Dijelaskannya bahwa Pasal 1 Ayat 2 UUD 1945 โ Kedaulatan Rakyat, menempatkan kelembagaan DPR sebagai bentuk representasi rakyat Indonesia yang dalam pelaksanaan penyelenggaraan negara, konstitusi, telah memberikan jaminan konstitusional hak keanggotaan DPR sebagaimana diatur dalam batang tubuh UUD 1945, sebagaimana ketentuan Pasal 20A ayat (3) dan ayat (4) yang menyatakan: Selain hak yang diatur dalam pasal-pasal lain Undang-Undang Dasar ini, setiap anggota Dewan Perwakilan Rakyat mempunyai hak mengajukan pertanyaan, menyampaikan usul dan pendapat, serta hak imunitas.

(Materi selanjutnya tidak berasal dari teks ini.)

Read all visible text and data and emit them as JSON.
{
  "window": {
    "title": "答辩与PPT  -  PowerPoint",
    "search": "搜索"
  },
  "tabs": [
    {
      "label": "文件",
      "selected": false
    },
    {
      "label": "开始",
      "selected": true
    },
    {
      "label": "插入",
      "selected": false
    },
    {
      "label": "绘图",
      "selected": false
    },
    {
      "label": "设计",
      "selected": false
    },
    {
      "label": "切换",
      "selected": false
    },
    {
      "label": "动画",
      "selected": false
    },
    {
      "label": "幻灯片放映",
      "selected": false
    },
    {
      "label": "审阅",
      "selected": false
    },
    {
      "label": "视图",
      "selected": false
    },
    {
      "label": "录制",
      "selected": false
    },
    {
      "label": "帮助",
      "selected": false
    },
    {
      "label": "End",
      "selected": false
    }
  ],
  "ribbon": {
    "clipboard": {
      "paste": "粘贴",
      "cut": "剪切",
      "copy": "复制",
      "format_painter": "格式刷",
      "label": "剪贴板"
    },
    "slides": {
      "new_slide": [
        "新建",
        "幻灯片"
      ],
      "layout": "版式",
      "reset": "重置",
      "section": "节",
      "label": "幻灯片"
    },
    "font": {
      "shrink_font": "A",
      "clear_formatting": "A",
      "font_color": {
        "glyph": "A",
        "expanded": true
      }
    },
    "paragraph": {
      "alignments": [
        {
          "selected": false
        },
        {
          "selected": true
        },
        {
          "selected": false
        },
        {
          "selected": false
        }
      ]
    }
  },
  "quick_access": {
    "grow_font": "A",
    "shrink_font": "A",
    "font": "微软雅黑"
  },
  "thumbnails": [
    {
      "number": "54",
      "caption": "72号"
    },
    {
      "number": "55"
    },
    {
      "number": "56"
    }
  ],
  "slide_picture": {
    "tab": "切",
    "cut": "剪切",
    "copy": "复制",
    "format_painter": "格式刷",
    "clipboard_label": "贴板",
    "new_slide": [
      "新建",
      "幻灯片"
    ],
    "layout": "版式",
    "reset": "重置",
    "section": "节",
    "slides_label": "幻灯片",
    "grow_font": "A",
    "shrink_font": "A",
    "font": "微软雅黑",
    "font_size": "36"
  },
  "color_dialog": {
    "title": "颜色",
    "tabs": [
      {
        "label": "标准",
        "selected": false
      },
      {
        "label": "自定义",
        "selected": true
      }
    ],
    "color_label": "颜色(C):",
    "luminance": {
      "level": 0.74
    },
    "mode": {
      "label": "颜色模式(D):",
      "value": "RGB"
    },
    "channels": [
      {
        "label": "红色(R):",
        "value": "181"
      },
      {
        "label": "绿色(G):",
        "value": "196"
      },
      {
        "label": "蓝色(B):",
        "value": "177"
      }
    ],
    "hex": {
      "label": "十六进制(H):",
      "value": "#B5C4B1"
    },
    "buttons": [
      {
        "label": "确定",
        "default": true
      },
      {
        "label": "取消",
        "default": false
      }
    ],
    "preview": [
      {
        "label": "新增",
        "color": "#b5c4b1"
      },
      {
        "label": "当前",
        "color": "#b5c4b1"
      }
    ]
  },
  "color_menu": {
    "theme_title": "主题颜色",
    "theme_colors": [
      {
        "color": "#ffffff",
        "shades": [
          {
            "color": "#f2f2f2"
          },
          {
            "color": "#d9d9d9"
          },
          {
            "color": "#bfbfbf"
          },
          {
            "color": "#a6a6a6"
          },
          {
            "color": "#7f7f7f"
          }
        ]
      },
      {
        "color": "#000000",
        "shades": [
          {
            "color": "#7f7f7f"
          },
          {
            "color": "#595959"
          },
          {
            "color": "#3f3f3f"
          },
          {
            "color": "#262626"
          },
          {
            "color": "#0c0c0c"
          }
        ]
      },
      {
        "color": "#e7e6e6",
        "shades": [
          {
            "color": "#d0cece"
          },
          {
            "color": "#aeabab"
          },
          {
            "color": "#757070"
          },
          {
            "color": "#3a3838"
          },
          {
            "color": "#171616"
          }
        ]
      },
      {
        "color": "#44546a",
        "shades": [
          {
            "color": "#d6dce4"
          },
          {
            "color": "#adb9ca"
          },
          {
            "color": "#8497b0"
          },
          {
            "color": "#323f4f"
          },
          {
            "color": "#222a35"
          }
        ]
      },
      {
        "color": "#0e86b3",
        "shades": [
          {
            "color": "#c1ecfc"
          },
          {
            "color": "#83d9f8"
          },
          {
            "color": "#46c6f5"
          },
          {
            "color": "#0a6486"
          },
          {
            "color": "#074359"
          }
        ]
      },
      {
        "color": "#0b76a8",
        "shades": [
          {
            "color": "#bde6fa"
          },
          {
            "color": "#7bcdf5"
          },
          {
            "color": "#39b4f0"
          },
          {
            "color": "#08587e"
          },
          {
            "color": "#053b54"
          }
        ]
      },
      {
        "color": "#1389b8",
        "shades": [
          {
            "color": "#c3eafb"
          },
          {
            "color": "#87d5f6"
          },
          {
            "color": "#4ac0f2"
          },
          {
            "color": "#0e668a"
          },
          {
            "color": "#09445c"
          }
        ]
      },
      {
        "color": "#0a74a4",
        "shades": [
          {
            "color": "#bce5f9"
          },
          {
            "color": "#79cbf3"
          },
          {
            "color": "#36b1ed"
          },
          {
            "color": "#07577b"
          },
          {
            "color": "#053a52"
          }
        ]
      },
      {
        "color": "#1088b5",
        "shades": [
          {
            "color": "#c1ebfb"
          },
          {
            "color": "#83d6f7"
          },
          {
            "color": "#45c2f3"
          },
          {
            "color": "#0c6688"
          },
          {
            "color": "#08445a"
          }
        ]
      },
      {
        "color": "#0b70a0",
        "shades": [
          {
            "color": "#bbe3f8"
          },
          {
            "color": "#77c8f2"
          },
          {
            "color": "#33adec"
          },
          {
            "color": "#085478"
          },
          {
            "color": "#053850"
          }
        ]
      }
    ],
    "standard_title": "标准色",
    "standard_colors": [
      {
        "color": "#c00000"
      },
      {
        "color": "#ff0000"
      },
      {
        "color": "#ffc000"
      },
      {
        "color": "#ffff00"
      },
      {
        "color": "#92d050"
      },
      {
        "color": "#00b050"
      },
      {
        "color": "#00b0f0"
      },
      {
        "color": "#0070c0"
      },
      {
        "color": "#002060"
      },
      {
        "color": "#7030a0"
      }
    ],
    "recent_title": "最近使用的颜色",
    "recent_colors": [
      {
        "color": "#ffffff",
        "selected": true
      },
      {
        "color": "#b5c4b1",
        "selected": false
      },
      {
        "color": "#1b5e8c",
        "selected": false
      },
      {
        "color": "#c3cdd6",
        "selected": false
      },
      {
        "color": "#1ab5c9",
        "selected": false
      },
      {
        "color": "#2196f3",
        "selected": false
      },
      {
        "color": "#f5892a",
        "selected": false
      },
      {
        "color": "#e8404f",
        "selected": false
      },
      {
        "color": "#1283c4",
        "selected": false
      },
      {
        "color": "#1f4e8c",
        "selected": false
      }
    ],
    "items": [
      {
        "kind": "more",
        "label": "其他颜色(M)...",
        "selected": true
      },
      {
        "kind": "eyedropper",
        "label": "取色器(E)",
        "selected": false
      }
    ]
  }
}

“Selanjutnya, ketentuan lebih lanjut tentang hak Dewan Perwakilan Rakyat dan hak anggota Dewan Perwakilan Rakyat diatur dalam undang-undang,” jelasnya.
Menurutnya, pemberlakuan hak imunitas kepada anggota DPR telah dijamin konstitusionalitas normanya dalam pembentukan hukum Undang โ Undang No. 17 Tahun 2014 tentang MPR, DPR, DPD dan DPRD atau (UU MD3).
“Keberadaan UU MD3 sebagai undang โ undang organik yang lahir dari amanat konstitusi UUD 1945 telah menjabarkan ruang lingkup pemberian hak imunitas sebagai landasan prinsip negara hukum yang mengedepankan asas legalitas dan asas kepastian hukum, yang dapat dipahami dengan ketentuan Pasal 80 huruf f UU MD3, yang menyatakan Anggota DPR berhak imunitas,” paparnya.
Lebih lanjut Rullyandi mengatakan demikian halnya penjabaran hak imunitas sebagaimana dalam ketentuan Pasal 224 ayat (1) UU MD3 yang menegaskan: Anggota DPR tidak dapat dituntut di depan pengadilan karena pernyataan, pertanyaan, dan/atau pendapat yang dikemukakannya baik secara lisan maupun tertulis di dalam rapat DPR ataupun di luar rapat DPR yang berkaitan dengan fungsi serta wewenang dan tugas DPR.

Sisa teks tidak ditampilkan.